De manière générale, les entêtes de tableaux, symbolisés par les balises <thead> et <th> en HTML classique, ne sont pas prises en compte à l’impression. Il peut arriver que les données figurant dans le corps du tableau ne s’affichent pas à l’impression non plus. Il convient alors d’utiliser la propriété display pour pallier à ce problème et de lui conférer les valeurs suivantes table-header-group, table-row-group et table-footer-group correspondant respectivement aux éléments thead, tbody et tfoot.

Il peut aussi être intéressant d’interdire aux imprimantes l’impression sur deux pages d’un tableau et de prévoir le saut de page dans le cas où ce tableau serait situé en bas de page.
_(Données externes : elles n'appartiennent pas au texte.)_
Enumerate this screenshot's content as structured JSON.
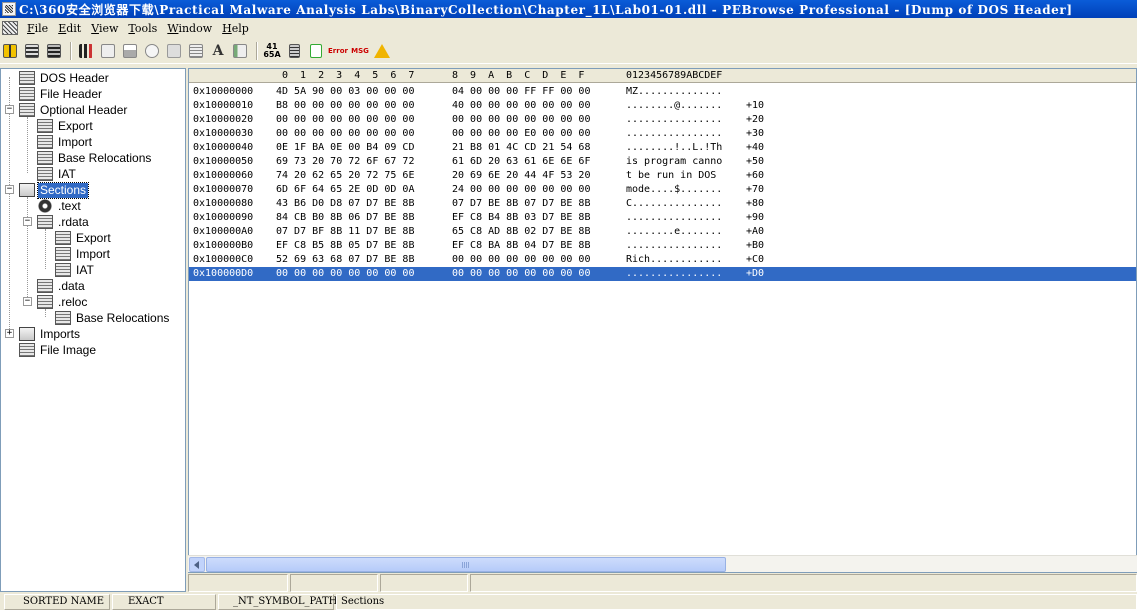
{
  "window": {
    "title": "C:\\360安全浏览器下载\\Practical Malware Analysis Labs\\BinaryCollection\\Chapter_1L\\Lab01-01.dll - PEBrowse Professional - [Dump of DOS Header]"
  },
  "menu": {
    "file": "File",
    "edit": "Edit",
    "view": "View",
    "tools": "Tools",
    "window": "Window",
    "help": "Help"
  },
  "toolbar": {
    "hex_label_top": "41",
    "hex_label_bottom": "65A",
    "error_label": "Error",
    "msg_label": "MSG"
  },
  "tree": {
    "dos_header": "DOS Header",
    "file_header": "File Header",
    "optional_header": "Optional Header",
    "oh_export": "Export",
    "oh_import": "Import",
    "oh_base_relocations": "Base Relocations",
    "oh_iat": "IAT",
    "sections": "Sections",
    "text": ".text",
    "rdata": ".rdata",
    "rdata_export": "Export",
    "rdata_import": "Import",
    "rdata_iat": "IAT",
    "data": ".data",
    "reloc": ".reloc",
    "reloc_base_relocations": "Base Relocations",
    "imports": "Imports",
    "file_image": "File Image"
  },
  "hex": {
    "header": {
      "cols1": "0  1  2  3  4  5  6  7",
      "cols2": "8  9  A  B  C  D  E  F",
      "ascii": "0123456789ABCDEF"
    },
    "rows": [
      {
        "addr": "0x10000000",
        "h1": "4D 5A 90 00 03 00 00 00",
        "h2": "04 00 00 00 FF FF 00 00",
        "ascii": "MZ..............",
        "off": ""
      },
      {
        "addr": "0x10000010",
        "h1": "B8 00 00 00 00 00 00 00",
        "h2": "40 00 00 00 00 00 00 00",
        "ascii": "........@.......",
        "off": "+10"
      },
      {
        "addr": "0x10000020",
        "h1": "00 00 00 00 00 00 00 00",
        "h2": "00 00 00 00 00 00 00 00",
        "ascii": "................",
        "off": "+20"
      },
      {
        "addr": "0x10000030",
        "h1": "00 00 00 00 00 00 00 00",
        "h2": "00 00 00 00 E0 00 00 00",
        "ascii": "................",
        "off": "+30"
      },
      {
        "addr": "0x10000040",
        "h1": "0E 1F BA 0E 00 B4 09 CD",
        "h2": "21 B8 01 4C CD 21 54 68",
        "ascii": "........!..L.!Th",
        "off": "+40"
      },
      {
        "addr": "0x10000050",
        "h1": "69 73 20 70 72 6F 67 72",
        "h2": "61 6D 20 63 61 6E 6E 6F",
        "ascii": "is program canno",
        "off": "+50"
      },
      {
        "addr": "0x10000060",
        "h1": "74 20 62 65 20 72 75 6E",
        "h2": "20 69 6E 20 44 4F 53 20",
        "ascii": "t be run in DOS ",
        "off": "+60"
      },
      {
        "addr": "0x10000070",
        "h1": "6D 6F 64 65 2E 0D 0D 0A",
        "h2": "24 00 00 00 00 00 00 00",
        "ascii": "mode....$.......",
        "off": "+70"
      },
      {
        "addr": "0x10000080",
        "h1": "43 B6 D0 D8 07 D7 BE 8B",
        "h2": "07 D7 BE 8B 07 D7 BE 8B",
        "ascii": "C...............",
        "off": "+80"
      },
      {
        "addr": "0x10000090",
        "h1": "84 CB B0 8B 06 D7 BE 8B",
        "h2": "EF C8 B4 8B 03 D7 BE 8B",
        "ascii": "................",
        "off": "+90"
      },
      {
        "addr": "0x100000A0",
        "h1": "07 D7 BF 8B 11 D7 BE 8B",
        "h2": "65 C8 AD 8B 02 D7 BE 8B",
        "ascii": "........e.......",
        "off": "+A0"
      },
      {
        "addr": "0x100000B0",
        "h1": "EF C8 B5 8B 05 D7 BE 8B",
        "h2": "EF C8 BA 8B 04 D7 BE 8B",
        "ascii": "................",
        "off": "+B0"
      },
      {
        "addr": "0x100000C0",
        "h1": "52 69 63 68 07 D7 BE 8B",
        "h2": "00 00 00 00 00 00 00 00",
        "ascii": "Rich............",
        "off": "+C0"
      },
      {
        "addr": "0x100000D0",
        "h1": "00 00 00 00 00 00 00 00",
        "h2": "00 00 00 00 00 00 00 00",
        "ascii": "................",
        "off": "+D0"
      }
    ]
  },
  "status": {
    "sorted_name": "SORTED NAME",
    "exact_symbols": "EXACT SYMBOLS",
    "nt_symbol_path": "_NT_SYMBOL_PATH",
    "current": "Sections"
  }
}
On peut ainsi préciser que seules les lignes de ce tableau doivent être insécables. La propriété rendant possible cette opération est page-break-inside, à laquelle on affecte la valeur avoid.

Avoir une réflexion sur le sujet

Comme je vous le disais en préambule, cette première liste n’est pas exhaustive, et constitue un moyen de simple de contrer les cas les plus simples liés à une mauvaise impression de votre page web.
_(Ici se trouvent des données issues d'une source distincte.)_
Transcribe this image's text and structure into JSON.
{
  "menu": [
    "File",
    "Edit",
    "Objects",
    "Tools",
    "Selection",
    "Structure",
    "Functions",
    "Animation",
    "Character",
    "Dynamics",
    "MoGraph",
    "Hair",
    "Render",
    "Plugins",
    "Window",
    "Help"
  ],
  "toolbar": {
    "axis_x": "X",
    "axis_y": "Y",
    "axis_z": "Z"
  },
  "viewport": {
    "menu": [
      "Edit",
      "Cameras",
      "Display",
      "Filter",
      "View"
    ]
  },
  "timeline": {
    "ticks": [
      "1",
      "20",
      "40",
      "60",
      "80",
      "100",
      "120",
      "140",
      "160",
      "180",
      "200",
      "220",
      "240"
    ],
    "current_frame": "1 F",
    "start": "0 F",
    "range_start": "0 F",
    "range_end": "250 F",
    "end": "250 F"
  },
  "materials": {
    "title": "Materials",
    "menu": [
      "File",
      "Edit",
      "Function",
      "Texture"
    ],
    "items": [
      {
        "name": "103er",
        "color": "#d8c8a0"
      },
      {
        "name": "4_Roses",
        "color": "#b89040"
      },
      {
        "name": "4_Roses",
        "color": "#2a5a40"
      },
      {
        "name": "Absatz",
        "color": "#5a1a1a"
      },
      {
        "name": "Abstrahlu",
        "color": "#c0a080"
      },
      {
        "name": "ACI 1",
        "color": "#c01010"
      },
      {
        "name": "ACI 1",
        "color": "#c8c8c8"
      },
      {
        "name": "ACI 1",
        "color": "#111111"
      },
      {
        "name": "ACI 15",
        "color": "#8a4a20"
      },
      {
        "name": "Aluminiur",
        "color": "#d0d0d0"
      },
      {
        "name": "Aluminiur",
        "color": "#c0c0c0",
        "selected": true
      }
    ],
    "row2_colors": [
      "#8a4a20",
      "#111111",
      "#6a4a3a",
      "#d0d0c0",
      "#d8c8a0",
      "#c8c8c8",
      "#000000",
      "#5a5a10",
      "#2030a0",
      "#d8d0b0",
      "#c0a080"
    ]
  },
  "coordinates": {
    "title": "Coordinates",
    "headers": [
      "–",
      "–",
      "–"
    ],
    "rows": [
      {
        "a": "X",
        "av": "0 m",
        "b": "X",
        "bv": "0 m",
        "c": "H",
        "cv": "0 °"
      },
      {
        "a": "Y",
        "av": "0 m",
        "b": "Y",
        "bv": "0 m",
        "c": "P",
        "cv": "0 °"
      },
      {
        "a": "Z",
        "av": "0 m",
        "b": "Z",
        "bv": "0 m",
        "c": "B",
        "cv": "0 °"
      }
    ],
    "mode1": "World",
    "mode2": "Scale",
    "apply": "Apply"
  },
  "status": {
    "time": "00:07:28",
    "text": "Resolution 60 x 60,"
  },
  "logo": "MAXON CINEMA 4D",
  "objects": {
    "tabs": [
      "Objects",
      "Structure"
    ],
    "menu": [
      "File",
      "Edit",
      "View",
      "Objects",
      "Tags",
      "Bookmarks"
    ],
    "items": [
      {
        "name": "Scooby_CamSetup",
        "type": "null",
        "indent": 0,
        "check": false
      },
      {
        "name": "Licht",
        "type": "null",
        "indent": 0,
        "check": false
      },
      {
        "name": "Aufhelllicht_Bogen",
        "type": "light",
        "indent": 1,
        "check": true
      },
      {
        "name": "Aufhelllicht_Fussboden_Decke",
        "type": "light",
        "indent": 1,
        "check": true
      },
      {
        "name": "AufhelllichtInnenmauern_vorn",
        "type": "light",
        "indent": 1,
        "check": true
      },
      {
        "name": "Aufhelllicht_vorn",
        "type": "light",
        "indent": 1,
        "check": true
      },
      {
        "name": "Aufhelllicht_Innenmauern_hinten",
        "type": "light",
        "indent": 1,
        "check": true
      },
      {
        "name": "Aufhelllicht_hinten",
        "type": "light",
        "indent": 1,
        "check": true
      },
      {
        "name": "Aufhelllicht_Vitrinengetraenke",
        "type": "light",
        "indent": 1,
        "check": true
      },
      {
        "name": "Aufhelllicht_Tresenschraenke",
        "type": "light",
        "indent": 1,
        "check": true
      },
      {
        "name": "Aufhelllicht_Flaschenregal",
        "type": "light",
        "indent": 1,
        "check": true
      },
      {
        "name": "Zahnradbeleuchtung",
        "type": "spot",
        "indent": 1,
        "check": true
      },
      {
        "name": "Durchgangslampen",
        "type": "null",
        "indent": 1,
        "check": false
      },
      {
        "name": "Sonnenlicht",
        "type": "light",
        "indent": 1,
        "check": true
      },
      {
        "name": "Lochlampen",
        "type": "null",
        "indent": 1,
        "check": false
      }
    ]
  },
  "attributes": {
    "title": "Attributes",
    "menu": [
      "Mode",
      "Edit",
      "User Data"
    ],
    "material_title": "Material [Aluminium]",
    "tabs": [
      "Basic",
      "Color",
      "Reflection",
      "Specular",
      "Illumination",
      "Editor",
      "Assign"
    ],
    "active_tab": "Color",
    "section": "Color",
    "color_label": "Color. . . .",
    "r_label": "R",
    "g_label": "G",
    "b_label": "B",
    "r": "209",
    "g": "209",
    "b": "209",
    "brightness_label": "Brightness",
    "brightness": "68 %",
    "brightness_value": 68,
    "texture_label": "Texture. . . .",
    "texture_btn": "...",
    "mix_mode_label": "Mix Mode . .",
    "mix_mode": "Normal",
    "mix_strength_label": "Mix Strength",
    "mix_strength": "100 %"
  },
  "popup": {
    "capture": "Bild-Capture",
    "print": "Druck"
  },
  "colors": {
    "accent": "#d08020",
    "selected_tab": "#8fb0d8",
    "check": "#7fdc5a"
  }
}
C’est selon vos différents besoins à un instant t, que vous serez capables de savoir comment mieux manipuler vos styles pour l’impression. Pour ma part, c’est en ayant quelques soucis d’optimisation de rendu, notamment pendant mes heures de travail en entreprise, que je me suis aperçue de ces quelques pratiques. Peut-être que vous aurez d’autres conseils à m’apporter sur le sujet. Toute idée supplémentaire est la bienvenue.  :)

Les enjeux du CSS pour l’impression

Dmitri

C’est réellement intéressant de voir à quel point dans le monde du web, on oublie que finalement, le support papier reste celui préféré pour la lecture. J’ai notamment eu la curiosité d’observer mes sites et quelques-uns des sites que je consulte régulièrement en mode Apercu avant l’impression : le résultat en est plutôt surprenant.

J’estime que 95% des sites sont incompatibles avec la notion d’impression. Pour ce qui est du rendu des articles de ce blog à l’impression, celui-ci a été optimisé : la plupart des informations annexes à l’article ont été supprimées. Mais je m’aperçois en écrivant cet article, qu’il me reste un souci de marges légèrement étroites à corriger ! (Je le ferai ce week-end, si j’en trouve le temps !)

Le papier présente en premier lieu l’avantage de proposer une navigation rapide des textes. A tout moment, le lecteur a la possibilité de revenir à un passage antécédent pour se remémorer des informations. Il a donc la possibilité d’y annoter des éléments sans altérer l’œuvre principale. D’ailleurs, d’après Jakob Nielsen, professeur, écrivain et consultant sur l’ergonomie du web et le web design, la lecture sur écran est en moyenne 25% moins performante que la lecture sur papier –  vous avez la possibilité de lire l’article Be Succinct ! (Writing for the Web) de Jakob Nielsen via le lien précédent, si vous voulez en savoir plus.

Les polices utilisées sur le web ne sont parfois pas adaptées au confort que doit proposé l’écran. Aussi, devant un contenu numérique, le lecteur a beaucoup plus tendance à lire de manière discontinue, en parcourant la page au gré de ses envies, au gré de ce par quoi son œil est attiré. Il sera sans cesse perturber par les animations contextuelles, les publicités animées ou les liens hypertextuels. En entrant dans le cadre de la lecture sur support papier, le lecteur se conditionne tout de suite à lire un texte plus dense, de manière plus décontractée.

Harris Interactive, une société européenne spécialisée dans le domaine des études interactives, a sorti une étude sur le sujet en 2011 déclarant que 93% des français préfèrent la lecture d’un livre sur papier que celle d’un livre sur écran. Et que 77% des français anticipent que les livres papiers resteront plus agréables à lire que les livres numériques d’ici 2021.

En mars 2013, une nouvelle étude réalisée cette fois par Opinion Way pour le Syndicat National de l’Edition (SNE) démontre que 85% des Français n’ont jamais lu en partie ou en totalité un livre sur support numérique et que seulement 10% d’entre eux envisagent de s’y mettre. A l’heure où les moniteurs se font de plus en plus intrusifs dans notre vie quotidienne, l’impression a encore de beaux jours devant elle : c’est donc la raison pour laquelle le web a tout intérêt à ne pas négliger ses lecteurs sur papier.